Public Citizen v. U.S. Department of Agriculture (NSIS)
Public Citizen submitted a Freedom of Information Act (FOIA) request to the U.S. Department of Agriculture’s Food and Safety Inspection Service (FSIS) seeking records concerning swine slaughter plants’ intent to operate under the agency’s “New Swine Inspection System” (NSIS)—which allows plants to run their lines at whatever speed they choose, and reduces the number of federally employed inspectors in each plant.

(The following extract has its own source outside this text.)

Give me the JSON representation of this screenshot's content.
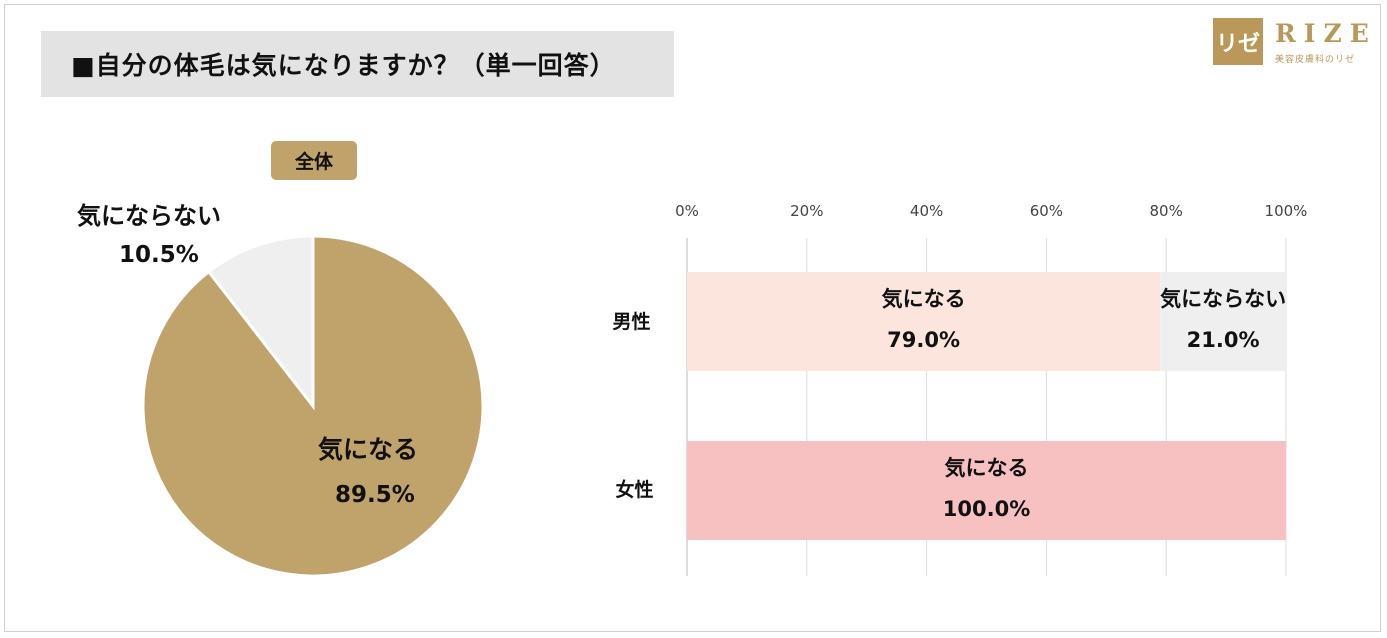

FSIS responded that it had identified seven pages of responsive records, but it withheld them in full, asserting that the records fell with FOIA exemption 4 because they “contain commercial or financial information that is customarily treated as private by the business submitters.” On April 24, 2020, Public Citizen appealed this determination, arguing that FSIS improperly narrowed Public Citizen’s request and that exemption 4 did not apply to the records at issue because FSIS did not provide the plants with an assurance of privacy and the plants did not treat their participation in NSIS as confidential information.
After the statutory deadline for USDA to rule on our appeal passed in May 2020 without a response or any indication of when FSIS would respond, we filed suit in the U.S. District Court for the District of Columbia to compel FSIS to produce the requested records. In September and October 2020, FSIS produced responsive requested. The parties agreed to settle the case in November 2020.